Jeff Sparrow, noting that Victoria’s major covid outbreak is linked to insecure work: “[J]obs didn’t become insecure by accident. For decades, politicians and pundits urged us to welcome precarity as a liberation from the shackles of the old industrial order. … Ever since the Hawke and Keating years, governments have hailed workplace deregulation and flexibility, as they eroded centralised bargaining and rigid awards in the scramble for productivity. … After years of ‘reform’, workplace insecurity pervades the whole economy, right at a moment when every job is under threat. Milton Friedman, the ideological godfather of market deregulation, once noted that ‘only a crisis … produces real change.’ The crisis has come — and with a vengeance. So let’s not let it go to waste. It’s well past time to reassert some control over our working lives.” (Meanwhile, the Morrison Government has identified [$] “industrial relations reform aimed at injecting greater flexibility into the labour market” as the “first cab off the rank” in its coronavirus response.)

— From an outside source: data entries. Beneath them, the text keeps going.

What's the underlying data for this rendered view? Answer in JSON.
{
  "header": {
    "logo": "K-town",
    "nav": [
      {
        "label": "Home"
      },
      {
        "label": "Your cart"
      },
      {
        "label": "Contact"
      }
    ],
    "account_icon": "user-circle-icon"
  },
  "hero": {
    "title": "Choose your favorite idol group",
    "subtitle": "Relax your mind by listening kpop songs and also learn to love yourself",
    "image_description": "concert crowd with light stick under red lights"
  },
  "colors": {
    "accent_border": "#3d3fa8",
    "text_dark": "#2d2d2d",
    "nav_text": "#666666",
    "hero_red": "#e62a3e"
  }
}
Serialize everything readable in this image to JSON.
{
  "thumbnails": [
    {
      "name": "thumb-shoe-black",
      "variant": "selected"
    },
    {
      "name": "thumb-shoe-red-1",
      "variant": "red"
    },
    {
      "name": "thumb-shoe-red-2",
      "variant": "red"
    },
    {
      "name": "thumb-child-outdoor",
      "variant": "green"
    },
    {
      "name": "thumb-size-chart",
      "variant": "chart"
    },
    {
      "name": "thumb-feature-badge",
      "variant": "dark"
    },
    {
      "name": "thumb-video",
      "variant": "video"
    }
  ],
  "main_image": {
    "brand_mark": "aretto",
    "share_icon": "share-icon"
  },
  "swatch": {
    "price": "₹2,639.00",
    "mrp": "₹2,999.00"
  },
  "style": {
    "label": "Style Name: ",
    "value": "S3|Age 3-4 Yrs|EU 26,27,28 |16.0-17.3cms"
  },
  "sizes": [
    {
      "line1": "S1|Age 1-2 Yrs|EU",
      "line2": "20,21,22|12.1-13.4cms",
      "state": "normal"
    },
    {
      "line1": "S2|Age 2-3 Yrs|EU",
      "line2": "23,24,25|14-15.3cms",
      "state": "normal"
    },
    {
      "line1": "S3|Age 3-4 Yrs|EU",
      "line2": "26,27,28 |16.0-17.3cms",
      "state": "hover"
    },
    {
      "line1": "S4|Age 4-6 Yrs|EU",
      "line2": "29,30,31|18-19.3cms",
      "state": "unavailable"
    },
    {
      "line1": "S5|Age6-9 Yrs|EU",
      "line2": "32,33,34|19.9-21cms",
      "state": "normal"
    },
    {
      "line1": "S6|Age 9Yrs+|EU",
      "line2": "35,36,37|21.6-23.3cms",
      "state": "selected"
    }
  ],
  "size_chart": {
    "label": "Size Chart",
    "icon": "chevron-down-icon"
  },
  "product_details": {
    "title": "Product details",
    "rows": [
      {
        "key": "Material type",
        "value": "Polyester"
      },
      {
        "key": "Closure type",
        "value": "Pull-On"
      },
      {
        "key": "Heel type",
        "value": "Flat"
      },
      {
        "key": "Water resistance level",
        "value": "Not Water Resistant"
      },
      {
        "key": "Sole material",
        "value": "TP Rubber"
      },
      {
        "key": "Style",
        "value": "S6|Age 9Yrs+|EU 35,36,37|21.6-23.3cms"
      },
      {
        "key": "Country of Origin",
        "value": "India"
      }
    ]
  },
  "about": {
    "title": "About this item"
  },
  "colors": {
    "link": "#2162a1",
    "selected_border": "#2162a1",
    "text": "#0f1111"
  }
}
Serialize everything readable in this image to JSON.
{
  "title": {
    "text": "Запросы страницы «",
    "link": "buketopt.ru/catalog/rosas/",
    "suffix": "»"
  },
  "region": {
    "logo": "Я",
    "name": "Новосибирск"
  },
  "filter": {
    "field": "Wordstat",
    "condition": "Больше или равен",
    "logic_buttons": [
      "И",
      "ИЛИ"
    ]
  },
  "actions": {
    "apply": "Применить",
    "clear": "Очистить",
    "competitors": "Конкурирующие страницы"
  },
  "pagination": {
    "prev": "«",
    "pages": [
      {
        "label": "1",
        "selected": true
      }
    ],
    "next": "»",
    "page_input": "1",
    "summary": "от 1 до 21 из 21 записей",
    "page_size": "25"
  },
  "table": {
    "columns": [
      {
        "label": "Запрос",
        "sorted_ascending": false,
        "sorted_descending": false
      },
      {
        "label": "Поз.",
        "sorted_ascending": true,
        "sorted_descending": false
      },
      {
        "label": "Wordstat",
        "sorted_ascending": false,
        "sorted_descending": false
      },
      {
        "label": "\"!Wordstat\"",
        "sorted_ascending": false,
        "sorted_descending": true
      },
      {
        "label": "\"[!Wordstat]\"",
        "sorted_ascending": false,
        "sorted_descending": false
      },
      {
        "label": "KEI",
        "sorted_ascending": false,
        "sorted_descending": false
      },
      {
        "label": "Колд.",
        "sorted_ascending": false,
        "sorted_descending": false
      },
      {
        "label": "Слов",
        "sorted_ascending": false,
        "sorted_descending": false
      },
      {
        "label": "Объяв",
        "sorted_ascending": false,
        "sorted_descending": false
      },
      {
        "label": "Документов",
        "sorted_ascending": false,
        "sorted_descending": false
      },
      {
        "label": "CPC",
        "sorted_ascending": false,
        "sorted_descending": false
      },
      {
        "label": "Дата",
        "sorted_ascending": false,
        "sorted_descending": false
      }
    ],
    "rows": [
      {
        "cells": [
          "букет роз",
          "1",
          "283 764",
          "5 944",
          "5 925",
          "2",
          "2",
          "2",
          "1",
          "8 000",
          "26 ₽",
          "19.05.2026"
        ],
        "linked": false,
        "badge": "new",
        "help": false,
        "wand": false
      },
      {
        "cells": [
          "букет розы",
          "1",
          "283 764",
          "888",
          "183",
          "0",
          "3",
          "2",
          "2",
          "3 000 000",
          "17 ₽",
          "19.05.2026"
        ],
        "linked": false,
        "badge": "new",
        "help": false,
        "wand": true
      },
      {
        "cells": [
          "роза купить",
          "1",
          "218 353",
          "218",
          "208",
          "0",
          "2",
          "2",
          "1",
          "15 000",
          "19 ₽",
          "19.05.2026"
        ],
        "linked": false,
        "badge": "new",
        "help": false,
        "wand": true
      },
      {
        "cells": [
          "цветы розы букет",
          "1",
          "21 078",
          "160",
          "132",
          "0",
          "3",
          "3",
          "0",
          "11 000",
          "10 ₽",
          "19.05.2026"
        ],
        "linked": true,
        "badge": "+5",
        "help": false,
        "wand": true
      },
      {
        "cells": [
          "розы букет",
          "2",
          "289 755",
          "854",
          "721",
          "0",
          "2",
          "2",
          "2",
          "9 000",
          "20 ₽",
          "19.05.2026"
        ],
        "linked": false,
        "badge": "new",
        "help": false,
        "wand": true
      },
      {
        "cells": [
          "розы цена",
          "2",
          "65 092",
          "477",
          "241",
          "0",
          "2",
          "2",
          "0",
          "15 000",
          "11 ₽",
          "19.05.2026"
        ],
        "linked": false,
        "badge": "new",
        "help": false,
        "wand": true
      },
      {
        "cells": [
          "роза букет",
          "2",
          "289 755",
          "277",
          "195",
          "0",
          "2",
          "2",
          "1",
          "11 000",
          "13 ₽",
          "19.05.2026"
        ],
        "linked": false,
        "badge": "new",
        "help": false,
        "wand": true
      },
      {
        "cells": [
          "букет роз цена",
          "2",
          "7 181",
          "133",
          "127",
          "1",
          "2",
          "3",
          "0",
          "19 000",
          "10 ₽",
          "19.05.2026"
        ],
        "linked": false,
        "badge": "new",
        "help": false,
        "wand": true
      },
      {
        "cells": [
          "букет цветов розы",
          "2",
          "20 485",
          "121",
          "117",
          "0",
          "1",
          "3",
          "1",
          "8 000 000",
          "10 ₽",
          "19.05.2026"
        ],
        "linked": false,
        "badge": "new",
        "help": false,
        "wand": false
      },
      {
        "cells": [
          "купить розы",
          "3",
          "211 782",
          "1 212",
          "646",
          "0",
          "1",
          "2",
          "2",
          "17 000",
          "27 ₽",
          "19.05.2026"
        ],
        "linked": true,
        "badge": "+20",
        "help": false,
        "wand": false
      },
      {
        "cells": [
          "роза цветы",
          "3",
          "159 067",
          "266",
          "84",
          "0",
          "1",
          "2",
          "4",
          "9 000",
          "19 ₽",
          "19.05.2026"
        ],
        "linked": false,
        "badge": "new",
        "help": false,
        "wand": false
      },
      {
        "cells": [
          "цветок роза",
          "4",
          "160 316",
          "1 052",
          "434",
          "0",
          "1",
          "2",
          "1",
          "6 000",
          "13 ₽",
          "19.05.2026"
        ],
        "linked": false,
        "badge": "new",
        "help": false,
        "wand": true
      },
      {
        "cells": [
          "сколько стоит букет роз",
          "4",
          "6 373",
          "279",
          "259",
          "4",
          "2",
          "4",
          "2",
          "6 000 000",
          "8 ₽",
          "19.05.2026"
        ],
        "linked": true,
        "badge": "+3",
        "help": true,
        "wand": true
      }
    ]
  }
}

Osmond Chiu: “[T]he biggest open secret in Australian public policy [is] that Australian governments have regularly reversed privatisation over the past 20 years. … In the last year alone, the Queensland government has taken back two prisons from the private sector, the Western Australian government has reversed the privatisation of the operation and maintenance of Perth’s Water Corporation and the ACT government has brought school cleaning back in-house to the public sector. These examples challenge the assumption that once privatisation occurs, it does not get reversed. The failure to recognise how common it is has made our public policy discussion poorer. This flawed assumption that privatisation does not get reversed has prevented public ownership from being seriously considered as a realistic option by political leaders when privatised services fail. … These case studies demonstrate the reversal of privatisation is far from radical and an understandable response by governments both on the left and right to meet policy objectives and address market failures. It shows that if we genuinely want to improve our public services and deliver better outcomes for all Australians, taking back privatised functions needs to part of the policy discussion.”

Oz has been cataloguing these case studies as part of the Transnational Institute’s Public Futures Global Database of remunicipalisation.